ObamaCare's New Tax On Health Insurance

Photo - WASHINGTON, DC - JUNE 28: Obamacare supporters react to the U.S. Supreme Court decision to uphold President Obama's health care law, on June 28, 2012 in Washington, DC. Today the high court upheld the whole healthcare law of the Obama Administration. (Photo by Mark Wilson/Getty Images)
WASHINGTON, DC - JUNE 28: Obamacare supporters react to the U.S. Supreme Court decision to uphold President Obama's health care law, on June 28, 2012 in Washington, DC. Today the high court upheld the whole healthcare law of the Obama Administration. (Photo by Mark Wilson/Getty Images)

"We have to pass the bill so that you can find out what is in it," then-House Speaker Nancy Pelosi, D-Calif., famously said of Obamacare. This seems more and more like an understatement as fresh facts dribble out about President Obama's national health care law.

Now that the election is out of the way, the Obama administration is able to reveal more about its regulatory plans for implementing that law. On Friday, the Department of Health and Human Services released 373 pages of new Obamacare regs, and buried deep within is a 3.5 percent "user fee" -- that is, tax -- on premiums from health plans sold on Obamacare's soon-to-be-established federal exchanges. This tax comes above and beyond Obamacare's $100 billion excise tax on insurers.

This charge will be imposed on insurers in those states (at this point, perhaps as many as 27) that choose not to operate and fund their own exchanges. Wherever this tax is levied, its cost will be passed on directly to consumers. So far, Obamacare has succeeded in adding one extra layer of bureaucratic expense to the process of buying health insurance.

As the Cato Institute's Michael Cannon points out, the legality of this health insurance premium tax is debatable. Obamacare contains no provision authorizing the federal government to collect such a tax or fee for this purpose. In fact, in justifying the tax, the Department of Health and Human Services is relying on a provision in the Obamacare law on exchanges that begins, in all caps: "NO FEDERAL FUNDS FOR CONTINUED OPERATIONS." This tax appears to do the opposite, generating federal revenues and then spending them.

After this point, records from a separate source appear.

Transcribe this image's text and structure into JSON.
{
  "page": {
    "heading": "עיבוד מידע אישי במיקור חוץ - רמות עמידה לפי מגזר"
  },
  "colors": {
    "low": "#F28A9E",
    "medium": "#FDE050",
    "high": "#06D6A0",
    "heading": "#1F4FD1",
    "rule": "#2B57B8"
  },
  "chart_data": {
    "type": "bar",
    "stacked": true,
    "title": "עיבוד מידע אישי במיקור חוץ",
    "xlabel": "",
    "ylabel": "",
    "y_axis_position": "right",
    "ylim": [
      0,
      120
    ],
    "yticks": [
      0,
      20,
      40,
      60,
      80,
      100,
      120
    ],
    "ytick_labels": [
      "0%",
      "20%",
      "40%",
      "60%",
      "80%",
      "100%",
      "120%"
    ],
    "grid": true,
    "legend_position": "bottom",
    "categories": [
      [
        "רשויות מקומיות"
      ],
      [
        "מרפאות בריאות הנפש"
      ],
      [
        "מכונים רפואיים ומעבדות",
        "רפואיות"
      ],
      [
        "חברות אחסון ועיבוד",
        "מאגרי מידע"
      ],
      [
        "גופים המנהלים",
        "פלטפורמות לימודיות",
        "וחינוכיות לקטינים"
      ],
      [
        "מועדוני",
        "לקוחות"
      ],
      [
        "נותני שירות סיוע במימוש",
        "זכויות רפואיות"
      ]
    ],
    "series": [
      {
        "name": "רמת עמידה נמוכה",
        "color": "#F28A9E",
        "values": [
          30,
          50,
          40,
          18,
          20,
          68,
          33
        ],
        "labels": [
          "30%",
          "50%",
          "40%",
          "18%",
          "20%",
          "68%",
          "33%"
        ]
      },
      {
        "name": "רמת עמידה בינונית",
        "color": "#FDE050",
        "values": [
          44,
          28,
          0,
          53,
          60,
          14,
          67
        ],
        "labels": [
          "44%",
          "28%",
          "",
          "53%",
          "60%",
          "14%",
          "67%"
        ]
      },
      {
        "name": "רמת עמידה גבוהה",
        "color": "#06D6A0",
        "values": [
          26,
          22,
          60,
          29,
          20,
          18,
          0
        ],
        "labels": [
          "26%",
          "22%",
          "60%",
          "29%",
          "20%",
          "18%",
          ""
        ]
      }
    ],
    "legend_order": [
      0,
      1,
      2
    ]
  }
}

It was always understood that the federal government would have to create and operate exchanges in states that did not, but no one bothered to include a method for funding federal exchanges. Chalk it up to the hasty, "at-all-costs" legislative methods used to pass Obamacare in the spring of 2010. Democrats, having lost their Senate supermajority at that point, were forced to back a hastily drafted, porked-up Senate version of the bill through the House of Representatives without making changes they thought they'd eventually be able to make.

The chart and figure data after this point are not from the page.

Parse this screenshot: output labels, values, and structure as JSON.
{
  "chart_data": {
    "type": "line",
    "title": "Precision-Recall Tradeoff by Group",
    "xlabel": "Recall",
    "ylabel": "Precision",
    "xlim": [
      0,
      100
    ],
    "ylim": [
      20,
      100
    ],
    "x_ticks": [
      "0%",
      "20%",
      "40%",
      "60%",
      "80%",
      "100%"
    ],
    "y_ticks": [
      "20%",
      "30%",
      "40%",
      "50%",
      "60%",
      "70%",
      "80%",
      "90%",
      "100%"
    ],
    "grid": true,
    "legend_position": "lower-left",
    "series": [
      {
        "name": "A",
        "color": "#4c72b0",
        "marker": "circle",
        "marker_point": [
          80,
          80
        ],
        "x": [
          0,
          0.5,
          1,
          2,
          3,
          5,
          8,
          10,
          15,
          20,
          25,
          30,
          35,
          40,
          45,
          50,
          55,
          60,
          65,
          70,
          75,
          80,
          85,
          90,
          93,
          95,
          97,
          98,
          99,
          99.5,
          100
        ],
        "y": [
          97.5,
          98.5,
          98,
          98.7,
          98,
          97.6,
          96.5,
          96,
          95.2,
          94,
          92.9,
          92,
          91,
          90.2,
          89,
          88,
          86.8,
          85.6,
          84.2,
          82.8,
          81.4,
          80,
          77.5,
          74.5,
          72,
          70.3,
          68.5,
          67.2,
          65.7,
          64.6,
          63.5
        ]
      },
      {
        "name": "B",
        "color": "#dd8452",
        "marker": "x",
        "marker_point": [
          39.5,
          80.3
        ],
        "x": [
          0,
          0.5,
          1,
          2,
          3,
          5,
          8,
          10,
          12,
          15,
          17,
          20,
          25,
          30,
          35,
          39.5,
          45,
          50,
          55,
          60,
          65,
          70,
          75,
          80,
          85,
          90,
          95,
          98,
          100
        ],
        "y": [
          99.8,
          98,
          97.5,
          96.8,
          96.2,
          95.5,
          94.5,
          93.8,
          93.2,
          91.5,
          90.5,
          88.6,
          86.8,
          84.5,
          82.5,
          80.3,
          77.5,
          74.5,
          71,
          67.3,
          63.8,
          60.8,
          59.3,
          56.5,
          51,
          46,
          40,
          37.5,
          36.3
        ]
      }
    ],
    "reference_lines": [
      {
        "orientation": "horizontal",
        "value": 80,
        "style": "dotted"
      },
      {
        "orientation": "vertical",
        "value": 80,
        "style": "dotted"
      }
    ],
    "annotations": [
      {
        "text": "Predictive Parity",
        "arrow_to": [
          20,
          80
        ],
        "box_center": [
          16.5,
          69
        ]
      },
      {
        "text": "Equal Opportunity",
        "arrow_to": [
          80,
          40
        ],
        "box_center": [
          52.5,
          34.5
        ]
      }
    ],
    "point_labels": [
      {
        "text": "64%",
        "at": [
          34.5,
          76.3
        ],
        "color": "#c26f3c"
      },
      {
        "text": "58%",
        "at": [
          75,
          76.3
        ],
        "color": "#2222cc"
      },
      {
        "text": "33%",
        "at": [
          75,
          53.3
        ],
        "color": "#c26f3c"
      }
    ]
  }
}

Whatever legal issues are involved in Obama's new health insurance tax, this provides yet one more example of how Obamacare's true costs will become known only over time. When the law was written and it said "no federal funds" after Jan. 1, 2015, that meant the exchanges would not impose any recurring costs on the federal government -- or so the Congressional Budget Office thought.

So thanks for the heads up, former Speaker Pelosi. An anxious nation at least is braced for more bad news about Obamacare.